Tratar as pessoas como tal, ou seja, humanamente, consiste em pormo-nos no seu lugar. Reconhecer alguém como semelhante implica compreendê-lo a partir de dentro para percebermos os seus pontos de vista. Sempre que nos relacionamos com outra pessoa estabelecemos um terreno no qual o “eu” se transforma num “tu” e vice-versa. Admitimos que há algo de fundamental igual entre nós e a possibilidade de eu ser para o outro o que o outro é para mim. Quando nos cruzamos reconhecemos que, de certo modo, pertencemos a quem está diante de nós e quem está diante de nós nos pertence. Ter consciência da minha humanidade consiste em dar conta que, apesar das diferenças reais entre os indivíduos, eu estou, de certo modo, dentro de cada um dos meus semelhantes.
Pormo-nos no lugar do outro é mais do que a comunicação com ele: é levar em conta os seus direitos para compreender as suas razões. Qualquer homem tem direito perante os outros homens – direito humano. Direito a que o outro tente pôr-se no seu lugar e compreender o que ele faz e o que sente, mesmo para o condenar em nome das leis que a sociedade admite. Pormo-nos no lugar do outro é tomá-lo a sério, considerá-lo igual a nós próprios.

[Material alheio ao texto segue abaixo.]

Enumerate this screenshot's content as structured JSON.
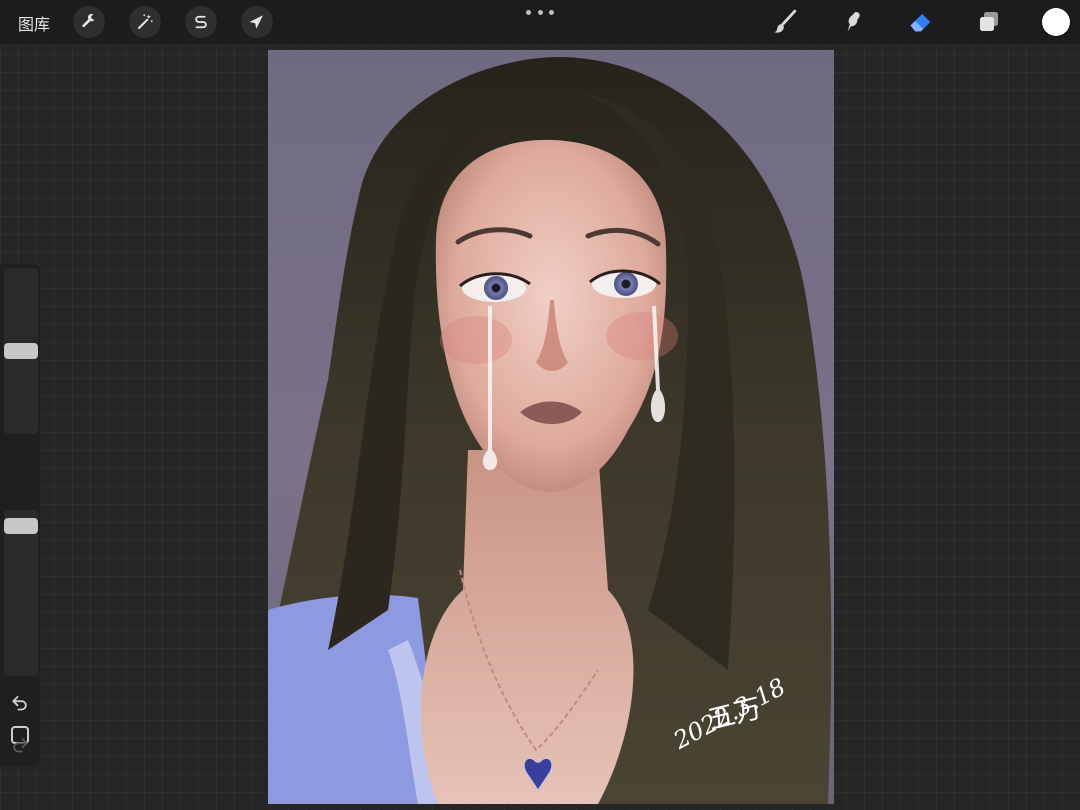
{
  "topbar": {
    "gallery_label": "图库",
    "left_tools": [
      {
        "name": "actions",
        "icon": "wrench-icon"
      },
      {
        "name": "adjustments",
        "icon": "magic-wand-icon"
      },
      {
        "name": "selection",
        "icon": "selection-s-icon"
      },
      {
        "name": "transform",
        "icon": "arrow-cursor-icon"
      }
    ],
    "right_tools": [
      {
        "name": "brush",
        "icon": "brush-icon",
        "active": false
      },
      {
        "name": "smudge",
        "icon": "smudge-icon",
        "active": false
      },
      {
        "name": "eraser",
        "icon": "eraser-icon",
        "active": true
      },
      {
        "name": "layers",
        "icon": "layers-icon",
        "active": false
      }
    ],
    "current_color": "#ffffff"
  },
  "sidebar": {
    "brush_size_level": 0.5,
    "opacity_level": 0.05,
    "modify_icon": "square-icon",
    "undo_icon": "undo-icon",
    "redo_icon": "redo-icon"
  },
  "artwork": {
    "signature_name": "五万",
    "signature_date": "2022.3.18"
  },
  "colors": {
    "accent_active": "#2f7ff0",
    "toolbar_bg": "#1c1c1e",
    "workspace_bg": "#252526"
  }
}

Tal não significa que devemos renunciar aos nossos próprios interesses para darmos prioridade aos interesses do outro. Os meus interesses são tão respeitáveis como os interesses do outro. No entanto, os interesses que possa ter são todos relativos excepto um, o único interesse absoluto: o interesse de ser humano entre os humanos, de dar e receber um tratamento humano, sem o qual não existirá “vida-boa”. Nada pode ser tão interessante para mim como a capacidade de me colocar no lugar daqueles com os quais os meus interesses se relacionam. Ao colocar-me no seu lugar devo ser capaz de atender às suas razões, como terei de participar nas suas paixões, sentimentos, dores, anseios e prazeres, sentir simpatia pelo outro, de não o deixar só no seu pensar ou no seu querer, reconhecer que somos feitos da mesma massa, ideia, paixão e carne ao mesmo tempo.
Ser capaz de me pôr no lugar do outro, aceitando que ele é meu semelhante, não significa que deva dar-lhe sempre razão, nem tão pouco que deva comportar-me como se fôssemos idênticos. Nem sempre devemos fazer aos outros o que queremos que façam a nós: eles podem ter gostos diferentes. Os seres humanos são todos semelhantes e seria bom que fôssemos iguais em oportunidades ao nascer e, depois, perante a lei, mas não somos nem temos de nos esforçar por ser idênticos. Pôr-me no lugar do outro é esforçar-me objectivamente e tentar ver as coisas como ele as vê e continuar a ser eu. O primeiro dos direitos humanos é não sermos fotocópias do nosso semelhante, é o direito a sermos, mais ou menos “esquisitos” e não temos o direito de obrigar o outro a deixar de ser esquisito, a menos que essa “esquisitice” prejudique directa e claramente o próximo.
Colocarmo-nos no lugar do próximo também tem que ver com aquilo a que se chama justiça. Não aquela que tem a ver com leis e tribunais, mas da virtude da justiça: a habilidade e o esforço que devemos praticar se quisermos viver bem, de entendermos o que o próximo pode esperar de nós. Muitas vezes, por mais legal que seja o nosso comportamento, por muito que respeitemos os códigos, o nosso comportamento pode ser injusto. A vida é demasiado complexa, as pessoas demasiado diferentes, as situações muito variadas e por vezes íntimas para que tudo possa ser regulado nos tratados de jurisprudência. Assim como ninguém pode ser livre em meu lugar, também ninguém pode ser justo por mim se não perceber que devo ser justo para viver bem. Para entender o que o outro espera de mim terei que amá-lo um pouco, ainda que seja só por ele ser também humano. E isto não pode ser imposto por nenhuma lei instituída. Viver bem significa ser capaz de uma justiça simpática, ou de uma compaixão justa.